Subpart FF would require underground coal mines to account for emissions of methane from both the mining process itself and degasification efforts, but would not apply to abandoned or surface mines. Subpart KK would require all coal mining operations (together with coal exporters, importers and operators of waste coal recovery operations) to calculate emissions of CO2 which would result from the combustion of the coal. The details of the rules, however, show clear potential for double counting.
By way of example, §98.2(a) and Subpart KK §98.371, the GHG emissions reporting requirements, apply to any supplier that meets the requirements of §98.2(a)(4). Section 98.2(a)(4) lists the products, including coal, for which suppliers must report. Subpart KK, §98.372 requires importers and exporters to report the GHG emissions that would result from the complete combustion of coal supplied. At least three issues arise immediately from the inclusion of coal exporters and mines in the category.
First, there is no explanation as to why exporters are delineated as a separate category in addition to coal mines. If mining operations are required to report all CO2 emissions based upon the theoretical combustion of all coal produced, then it is far from clear what emissions should remain for either a burner or an exporter of the same that coal to report. Nevertheless, there is no offset that one category (coal mines) can take from the other (exporters).
The second problem with the proposed rule at Subpart KK is how the CO2 is to be measured. It assumes that the coal is combusted for producing steam to generate electricity. In fact, most coal exported from the United States is metallurgical coal used in making coke that in turn supports basic steelmaking in blast furnaces. Coke is the solid carbonaceous material derived from destructive distillation of low-ash, low-sulfur bituminous coal. In the coking process, volatile constituents of the coal, such as water, gas, and coal-tar, are burned off by baking in an airless furnace or oven. Coke, the resulting product, is often used as a reducing agent in smelting iron ore in a blast furnace. The coking process does not result in the complete combustion of the carbon; in fact, the point of the exercise is to preserve the carbonaceous matter while getting rid of the impurities. This distinction is recognized at Subpart Q of the proposed rule which requires domestic iron and steel producing facilities to report their emissions from coking, but under a calculation that differs from the one required for coal combustion (the preamble to Subpart Q discusses five different options for measuring emissions resulting from iron and steel production). If exporters of coking coal are required to report the GHG emission, it only makes sense to require the emissions to be calculated based, hypothetically, on the intended use of the coal as a feedstock and not as a fuel.

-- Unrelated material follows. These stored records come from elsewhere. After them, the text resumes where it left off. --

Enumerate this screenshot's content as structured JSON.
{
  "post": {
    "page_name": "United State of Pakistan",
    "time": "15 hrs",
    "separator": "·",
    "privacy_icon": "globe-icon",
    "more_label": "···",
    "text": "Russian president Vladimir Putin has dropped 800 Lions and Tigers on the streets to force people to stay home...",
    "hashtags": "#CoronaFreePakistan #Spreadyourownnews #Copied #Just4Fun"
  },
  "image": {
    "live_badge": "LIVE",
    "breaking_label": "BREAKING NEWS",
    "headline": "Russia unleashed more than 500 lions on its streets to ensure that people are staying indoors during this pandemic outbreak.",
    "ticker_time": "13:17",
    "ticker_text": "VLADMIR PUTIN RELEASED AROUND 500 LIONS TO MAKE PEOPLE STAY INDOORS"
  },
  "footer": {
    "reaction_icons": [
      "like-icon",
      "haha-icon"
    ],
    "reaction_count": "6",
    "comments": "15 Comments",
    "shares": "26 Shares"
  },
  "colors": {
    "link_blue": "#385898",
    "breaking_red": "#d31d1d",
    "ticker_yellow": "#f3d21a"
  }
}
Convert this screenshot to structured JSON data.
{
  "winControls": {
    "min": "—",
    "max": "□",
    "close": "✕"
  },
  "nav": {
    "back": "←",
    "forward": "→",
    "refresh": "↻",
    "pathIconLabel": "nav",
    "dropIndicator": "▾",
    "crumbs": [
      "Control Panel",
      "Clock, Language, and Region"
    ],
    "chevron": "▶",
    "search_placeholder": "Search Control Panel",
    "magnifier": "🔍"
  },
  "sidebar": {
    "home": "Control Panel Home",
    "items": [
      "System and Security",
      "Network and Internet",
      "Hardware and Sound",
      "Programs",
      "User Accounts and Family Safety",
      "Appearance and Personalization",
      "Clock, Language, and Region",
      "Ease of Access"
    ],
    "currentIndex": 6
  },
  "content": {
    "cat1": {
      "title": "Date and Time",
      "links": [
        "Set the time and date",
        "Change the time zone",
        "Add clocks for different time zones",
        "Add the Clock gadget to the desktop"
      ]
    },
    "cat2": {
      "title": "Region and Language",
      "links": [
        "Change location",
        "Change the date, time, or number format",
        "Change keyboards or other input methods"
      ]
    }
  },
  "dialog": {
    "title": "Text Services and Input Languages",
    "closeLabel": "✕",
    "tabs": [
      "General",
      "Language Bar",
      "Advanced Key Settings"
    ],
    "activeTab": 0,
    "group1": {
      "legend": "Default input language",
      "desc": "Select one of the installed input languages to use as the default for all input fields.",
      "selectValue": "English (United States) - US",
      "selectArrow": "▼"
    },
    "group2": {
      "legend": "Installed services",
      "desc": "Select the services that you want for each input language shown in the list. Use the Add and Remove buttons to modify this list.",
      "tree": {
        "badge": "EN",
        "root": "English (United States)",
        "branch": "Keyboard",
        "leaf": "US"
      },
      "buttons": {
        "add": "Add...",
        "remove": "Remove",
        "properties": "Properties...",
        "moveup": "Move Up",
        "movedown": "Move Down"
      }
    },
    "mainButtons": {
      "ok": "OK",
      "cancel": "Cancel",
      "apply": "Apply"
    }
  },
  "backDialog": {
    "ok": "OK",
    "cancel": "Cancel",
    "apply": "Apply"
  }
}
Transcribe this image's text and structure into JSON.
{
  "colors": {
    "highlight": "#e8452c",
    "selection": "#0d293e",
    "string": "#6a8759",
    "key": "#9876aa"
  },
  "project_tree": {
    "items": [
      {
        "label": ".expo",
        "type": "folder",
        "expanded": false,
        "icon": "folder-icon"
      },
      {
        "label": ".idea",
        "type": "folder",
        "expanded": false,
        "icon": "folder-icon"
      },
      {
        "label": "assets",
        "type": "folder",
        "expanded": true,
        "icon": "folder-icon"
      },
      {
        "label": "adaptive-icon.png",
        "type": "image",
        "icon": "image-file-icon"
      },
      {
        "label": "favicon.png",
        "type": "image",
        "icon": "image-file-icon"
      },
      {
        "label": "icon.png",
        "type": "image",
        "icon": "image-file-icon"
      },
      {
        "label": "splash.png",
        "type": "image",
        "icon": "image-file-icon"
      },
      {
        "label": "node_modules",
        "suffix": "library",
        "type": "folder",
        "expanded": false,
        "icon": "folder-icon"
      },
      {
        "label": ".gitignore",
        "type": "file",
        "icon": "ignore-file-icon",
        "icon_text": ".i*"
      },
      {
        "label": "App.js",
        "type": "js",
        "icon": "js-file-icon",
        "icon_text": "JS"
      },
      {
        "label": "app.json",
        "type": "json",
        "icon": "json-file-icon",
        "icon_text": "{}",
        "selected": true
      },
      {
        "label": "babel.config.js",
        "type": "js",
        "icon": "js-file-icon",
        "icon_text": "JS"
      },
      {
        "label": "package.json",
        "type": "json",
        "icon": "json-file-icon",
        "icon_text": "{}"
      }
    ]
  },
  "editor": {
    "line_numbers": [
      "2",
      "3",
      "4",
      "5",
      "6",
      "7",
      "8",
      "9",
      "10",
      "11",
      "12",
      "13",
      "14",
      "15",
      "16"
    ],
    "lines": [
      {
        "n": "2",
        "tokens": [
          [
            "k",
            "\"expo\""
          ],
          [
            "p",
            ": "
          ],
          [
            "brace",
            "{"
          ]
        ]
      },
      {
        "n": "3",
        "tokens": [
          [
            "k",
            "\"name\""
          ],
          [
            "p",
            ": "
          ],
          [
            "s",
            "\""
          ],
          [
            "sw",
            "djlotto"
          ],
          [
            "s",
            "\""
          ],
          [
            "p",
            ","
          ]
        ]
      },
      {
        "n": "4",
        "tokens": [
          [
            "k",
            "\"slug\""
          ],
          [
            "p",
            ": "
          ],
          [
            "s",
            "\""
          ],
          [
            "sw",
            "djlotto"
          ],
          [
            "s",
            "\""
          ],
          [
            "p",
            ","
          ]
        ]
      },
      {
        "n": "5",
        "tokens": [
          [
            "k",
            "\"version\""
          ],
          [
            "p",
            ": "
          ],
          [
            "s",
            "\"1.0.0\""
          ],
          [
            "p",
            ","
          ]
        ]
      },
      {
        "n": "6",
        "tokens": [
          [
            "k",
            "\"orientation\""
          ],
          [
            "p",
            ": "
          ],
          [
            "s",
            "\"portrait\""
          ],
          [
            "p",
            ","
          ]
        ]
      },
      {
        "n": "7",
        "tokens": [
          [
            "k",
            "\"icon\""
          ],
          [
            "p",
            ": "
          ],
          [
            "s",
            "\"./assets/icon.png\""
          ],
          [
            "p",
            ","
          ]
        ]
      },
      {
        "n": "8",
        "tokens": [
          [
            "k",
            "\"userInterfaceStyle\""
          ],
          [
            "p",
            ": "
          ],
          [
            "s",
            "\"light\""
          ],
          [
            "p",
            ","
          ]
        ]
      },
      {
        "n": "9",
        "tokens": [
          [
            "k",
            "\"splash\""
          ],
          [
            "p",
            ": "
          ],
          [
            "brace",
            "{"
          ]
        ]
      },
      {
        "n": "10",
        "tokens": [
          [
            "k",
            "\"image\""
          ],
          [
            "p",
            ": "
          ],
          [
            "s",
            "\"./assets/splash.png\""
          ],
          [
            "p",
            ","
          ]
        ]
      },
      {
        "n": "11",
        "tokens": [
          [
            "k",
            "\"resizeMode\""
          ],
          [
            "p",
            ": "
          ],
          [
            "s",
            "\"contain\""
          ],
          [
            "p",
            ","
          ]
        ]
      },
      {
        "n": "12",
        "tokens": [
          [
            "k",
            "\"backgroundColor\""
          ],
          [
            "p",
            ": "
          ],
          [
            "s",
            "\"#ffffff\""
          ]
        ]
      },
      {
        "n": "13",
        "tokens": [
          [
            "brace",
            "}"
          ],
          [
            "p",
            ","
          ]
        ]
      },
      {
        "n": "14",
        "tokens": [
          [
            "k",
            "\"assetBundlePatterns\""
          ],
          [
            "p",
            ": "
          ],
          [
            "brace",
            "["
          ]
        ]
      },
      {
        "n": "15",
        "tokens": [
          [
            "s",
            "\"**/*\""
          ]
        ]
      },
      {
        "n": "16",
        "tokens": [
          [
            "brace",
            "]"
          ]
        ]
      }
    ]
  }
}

The third problem appears in the double counting of CO2 emissions from domestic uses of coking coal. Under Subpart KK the coal operator is required to calculate emissions upon mining. At Subpart I, the steel mill is required to calculate the CO2 emissions a second time when the coal is used in a coke oven. It would seem that this method of calculating GHG emissions would allow for the emissions from a batch of coking coal to be counted twice.
In order to accurately measure GHG emissions, the final rules should distinguish coking coal from steam coal used to generate electricity. Additionally, the rules should accommodate downstream uses of coal by the ultimate consumer to report emissions and avoid duplicating emissions-counting. Requiring two parties to report emissions for the same coal creates redundancies and creates an inaccurate CO2 accounting system upon which to base any future U.S. cap-and-trade system.